Nurturing Families – Mrs. Fields Cookies

a Message from NEAL

Having a friend, sibling, partner or spouse whose advice we trust can be of great help to us in formulating and carrying out a life mission. Seeing a loved one successfully establish their mission can influence us to move forward with creating a mission of our own.

This week’s newsletter provides an example of spouses motivating and helping one another, in parallel, with their life missions. Debbi Fields, who first began baking gourmet cookies with funds she earned working as an Oakland A’s ballgirl, saw firsthand how her husband embarked upon his mission of forming an investment firm. This inspired her to create her own cookie company.

It is a prime example of how the impact of our life missions can ripple outwards and affect those we love in profound ways, and of how we can be called to action by the missions of those around us.

Wishing you fulfillment,

Nurturing Families - Mrs. Fields Cookies: Supporting Each Other’s Missions

Debbi became one of the MLB’s first ballgirls, when she landed a job with the Oakland A’s at the age of 13. She loved to bake and would bring homemade cookies to the clubhouse. Owing to the compliments she received, she began using her $5 per hour salary to purchase better ingredients–genuine chocolate, real butter, and true vanilla. In an era of crunchy cookies, like Chips Ahoy, her soft thick cookies were truly gourmet.

The former high school cheerleader and homecoming queen married Randy Fields in 1976 when she was 19. Randy was a Stanford graduate who was in the process of launching an investment firm he called Fields Investments Group. With Randy’s mission underway, Debbi Fields was inspired to launch a mission of her own.

She had no capital or business experience.
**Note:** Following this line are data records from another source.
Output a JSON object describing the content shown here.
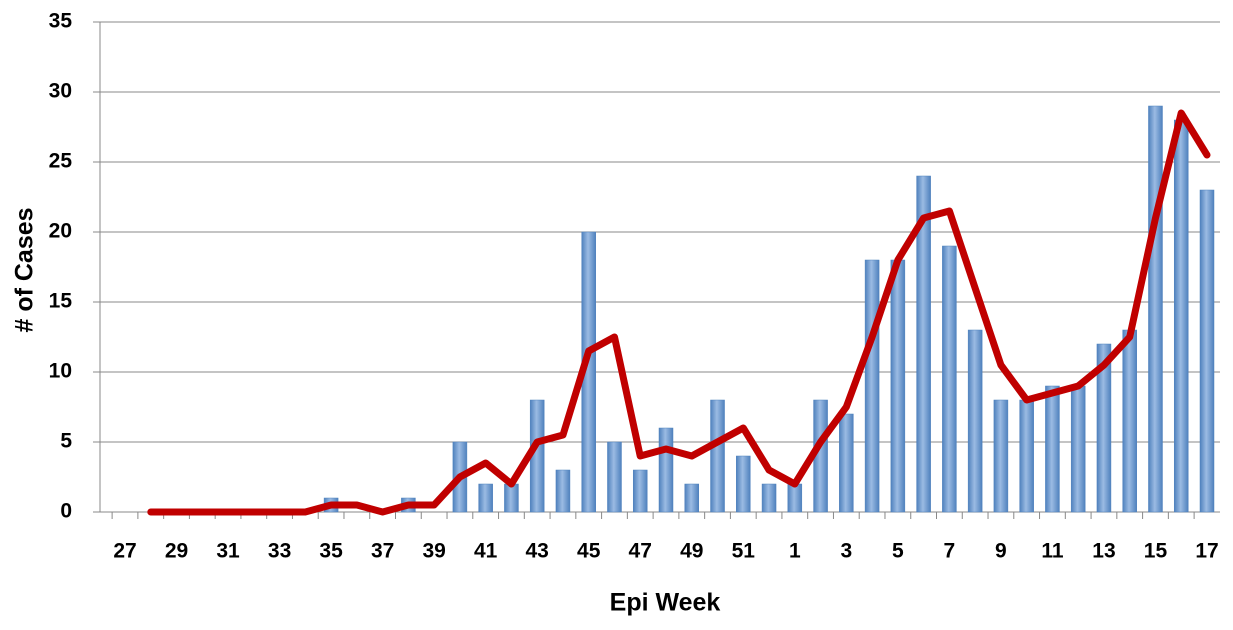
{
  "chart_data": {
    "type": "bar",
    "x_label": "Epi Week",
    "y_label": "# of Cases",
    "categories": [
      "27",
      null,
      "29",
      null,
      "31",
      null,
      "33",
      null,
      "35",
      null,
      "37",
      null,
      "39",
      null,
      "41",
      null,
      "43",
      null,
      "45",
      null,
      "47",
      null,
      "49",
      null,
      "51",
      null,
      "1",
      null,
      "3",
      null,
      "5",
      null,
      "7",
      null,
      "9",
      null,
      "11",
      null,
      "13",
      null,
      "15",
      null,
      "17"
    ],
    "series": [
      {
        "type": "bar",
        "color": "#4f81bd",
        "values": [
          0,
          0,
          0,
          0,
          0,
          0,
          0,
          0,
          1,
          0,
          0,
          1,
          0,
          5,
          2,
          2,
          8,
          3,
          20,
          5,
          3,
          6,
          2,
          8,
          4,
          2,
          2,
          8,
          7,
          18,
          18,
          24,
          19,
          13,
          8,
          8,
          9,
          9,
          12,
          13,
          29,
          28,
          23
        ]
      },
      {
        "type": "line",
        "color": "#c00000",
        "values": [
          null,
          0,
          0,
          0,
          0,
          0,
          0,
          0,
          0.5,
          0.5,
          0,
          0.5,
          0.5,
          2.5,
          3.5,
          2,
          5,
          5.5,
          11.5,
          12.5,
          4,
          4.5,
          4,
          5,
          6,
          3,
          2,
          5,
          7.5,
          12.5,
          18,
          21,
          21.5,
          16,
          10.5,
          8,
          8.5,
          9,
          10.5,
          12.5,
          21,
          28.5,
          25.5
        ]
      }
    ],
    "ylim": [
      0,
      35
    ],
    "yticks": [
      0,
      5,
      10,
      15,
      20,
      25,
      30,
      35
    ],
    "grid": true
  }
}
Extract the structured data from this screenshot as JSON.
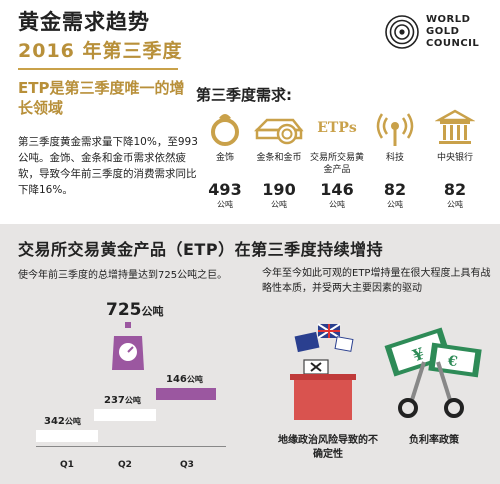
{
  "header": {
    "title": "黄金需求趋势",
    "subtitle": "2016 年第三季度",
    "logo_lines": [
      "WORLD",
      "GOLD",
      "COUNCIL"
    ]
  },
  "intro": {
    "etp_heading": "ETP是第三季度唯一的增长领域",
    "body": "第三季度黄金需求量下降10%，至993公吨。金饰、金条和金币需求依然疲软，导致今年前三季度的消费需求同比下降16%。"
  },
  "q3_demand": {
    "heading": "第三季度需求:",
    "unit": "公吨",
    "categories": [
      {
        "label": "金饰",
        "value": "493",
        "icon": "jewellery-icon"
      },
      {
        "label": "金条和金币",
        "value": "190",
        "icon": "bar-and-coin-icon"
      },
      {
        "label": "交易所交易黄金产品",
        "value": "146",
        "icon": "etps-icon",
        "icon_text": "ETPs"
      },
      {
        "label": "科技",
        "value": "82",
        "icon": "technology-icon"
      },
      {
        "label": "中央银行",
        "value": "82",
        "icon": "central-bank-icon"
      }
    ]
  },
  "etp_section": {
    "title": "交易所交易黄金产品（ETP）在第三季度持续增持",
    "left_text": "使今年前三季度的总增持量达到725公吨之巨。",
    "right_text": "今年至今如此可观的ETP增持量在很大程度上具有战略性本质，并受两大主要因素的驱动",
    "total_value": "725",
    "total_unit": "公吨",
    "drivers": [
      {
        "label": "地缘政治风险导致的不确定性",
        "icon": "ballot-box-icon"
      },
      {
        "label": "负利率政策",
        "icon": "scissors-money-icon"
      }
    ]
  },
  "chart_data": {
    "type": "bar",
    "categories": [
      "Q1",
      "Q2",
      "Q3"
    ],
    "values": [
      342,
      237,
      146
    ],
    "value_unit": "公吨",
    "colors": [
      "#ffffff",
      "#ffffff",
      "#9b57a0"
    ]
  },
  "colors": {
    "gold": "#b8903a",
    "purple": "#9b57a0",
    "bottom_bg": "#e7e5e4"
  }
}
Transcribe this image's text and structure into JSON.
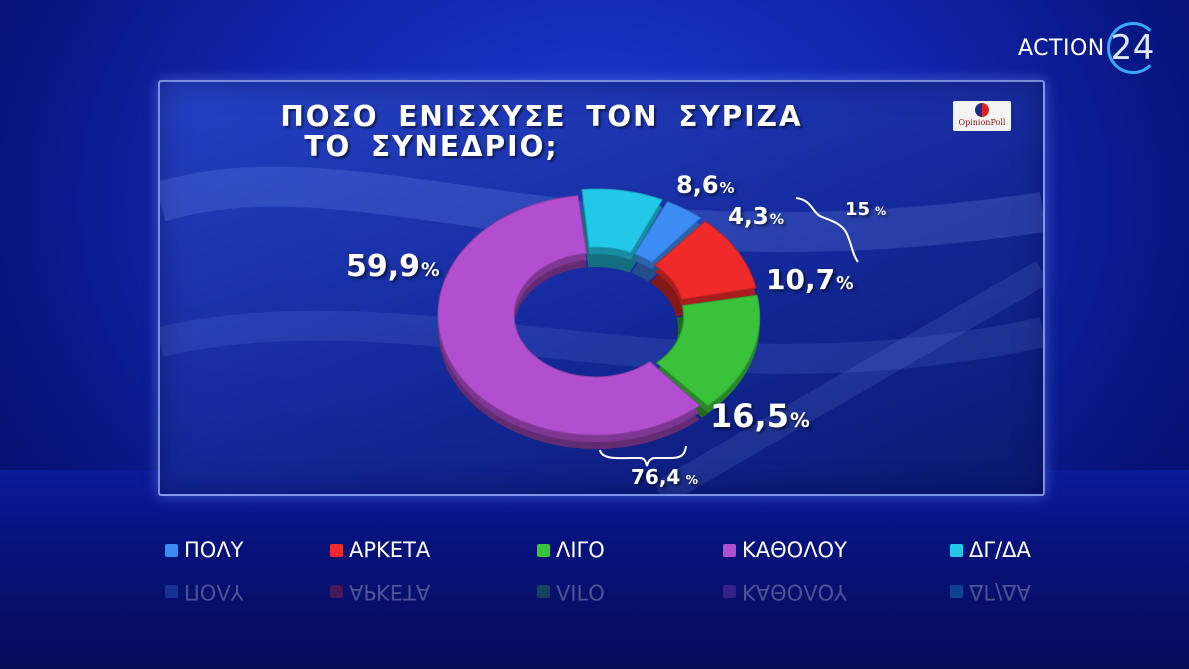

But she had a cookie recipe and a dream. When she told her family and friends of her idea to start a retail cookie shop, they tried to talk her out of it. But Randy believed in her. At 20 years old she found a bank willing to invest $50,000. As described in Women’s Business Daily, “She found a 300 square foot store [in Palo Alto] and purchased second hand equipment. She cut corners in these areas so she could spend top dollars on her ingredients.” Prioritizing quality over profits, she donated to charity any cookies more than two hours old.

The Fields are an excellent example of two supportive spouses each assisting one another with their missions. By 1988 Mrs. Fields Cookies had grown from a single shop to over 200 stores in 5 countries. Randy created an innovative computer system to improve the efficiency of the cookie production, making Mrs. Fields a technology leader. “Although many assumed that Randy was the driving force behind Mrs. Fields operation, he always rejected this idea and claimed that Debbi was the indispensable one.”

In the 1990s, Debbi sold her stake in the company for $100 million. The company currently operates in 34 countries. “I think success is something you earn every day…” she has said, “It’s easy to get comfortable, but it’s important never to lose touch with that feeling of opening day–that enthusiasm and excitement, that desire to touch every customer.’

“The more we did for our customers, the more they did for us.”